So we know that that’s the case. So many of their patients were seeing, particularly in this study, is showing that an ICU stay is a risk for having post-acute COVID syndrome. We know that that in and of itself may be driving a lot of this, and it might not actually be the virus or the effects of the virus that are driving it. The second is what we call microvascular disease. So we know when patients have acute COVID, the likelihood of having a clot in their major vessels, a stroke, pulmonary embolism, a heart attack, all of those things are present. We also know that they get a lot of microvascular disease, so disease in the smaller capillaries in the body. And that leads to a lot of the profound issues we see in acute COVID, so, for example, chest pain, decreased oxygenation, patients breathing fast, their, you know, their brain, their GI tissue, all of it not having the blood flow that they need. But what we’re finding is that in this post-acute COVID period, they have microvascular disease that seems to persist for months and months. And that drives a lot of the symptoms you see — chest pain, shortness of breath, very high heart rate that, you know, is literally, on walking a few steps, their heartrate hits 140, low oxygen levels, a lot of the brain fog as their brain tissue doesn’t get the blood flow, fatigue, inability to exercise.
And we actually can find these abnormalities on tests.

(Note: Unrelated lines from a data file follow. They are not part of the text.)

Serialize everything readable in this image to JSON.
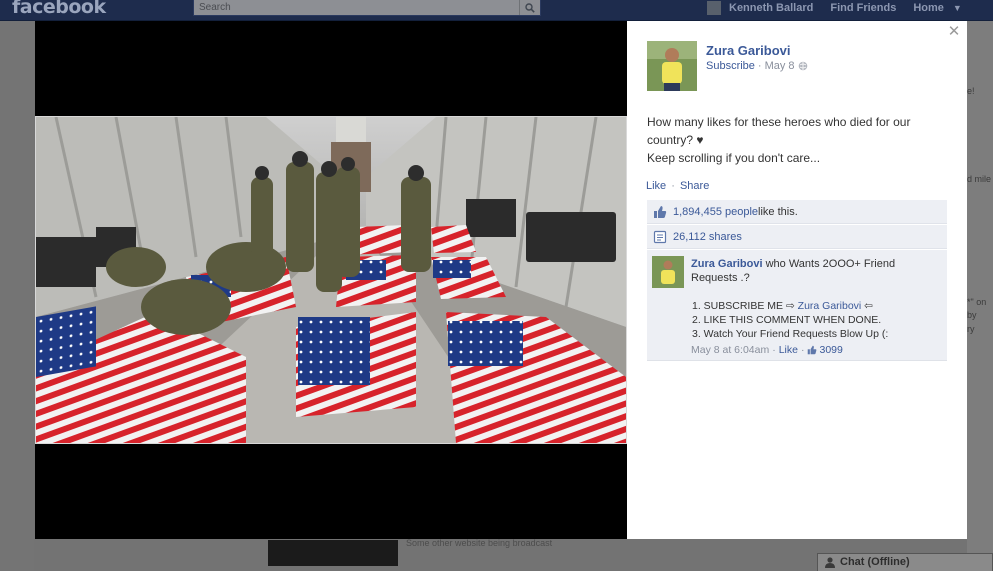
{
  "topbar": {
    "logo": "facebook",
    "search_placeholder": "Search",
    "user_name": "Kenneth Ballard",
    "find_friends": "Find Friends",
    "home": "Home"
  },
  "background": {
    "fragment_1": "e!",
    "fragment_2": "d mile",
    "fragment_3": "*\" on",
    "fragment_4": "by",
    "fragment_5": "ry",
    "footer_snippet": "Some other website being broadcast"
  },
  "chat": {
    "label": "Chat (Offline)"
  },
  "post": {
    "author": "Zura Garibovi",
    "subscribe": "Subscribe",
    "date": "May 8",
    "caption_line1": "How many likes for these heroes who died for our country? ♥",
    "caption_line2": "Keep scrolling if you don't care...",
    "like": "Like",
    "share": "Share",
    "likes_count": "1,894,455 people",
    "likes_suffix": " like this.",
    "shares": "26,112 shares"
  },
  "comment": {
    "author": "Zura Garibovi",
    "text": " who Wants 2OOO+ Friend Requests .?",
    "line1_prefix": "1. SUBSCRIBE ME ⇨ ",
    "line1_link": "Zura Garibovi",
    "line1_suffix": " ⇦",
    "line2": "2. LIKE THIS COMMENT WHEN DONE.",
    "line3": "3. Watch Your Friend Requests Blow Up (:",
    "time": "May 8 at 6:04am",
    "like": "Like",
    "like_count": "3099"
  },
  "icons": {
    "close": "close-icon",
    "globe": "globe-icon",
    "thumbs_up": "thumbs-up-icon",
    "share": "share-icon",
    "search": "search-icon",
    "chat": "chat-icon"
  },
  "colors": {
    "link": "#3b5998",
    "ufi_bg": "#edeff4",
    "topbar": "#1e2c4d"
  }
}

So if we — and I can talk more about that in the after period. But if we actually do, for example, pulmonary function testing, we might see that the diffusing capacity or your ability to extract oxygen and release carbon dioxide is actually abnormal, suggesting that’s microvascular disease. There is an autoimmune process that happens. So we have looked at patients in the acute phase who have extreme forms of inflammation. We do find that they then have what are called autoantibodies. So, for example, the antibodies we see in rheumatoid arthritis, lupus and other autoimmune diseases now become positive when they were not before. That may drive a lot of the effects we see of sleep disturbances, chronic fatigue, overlap symptoms, depression and so forth.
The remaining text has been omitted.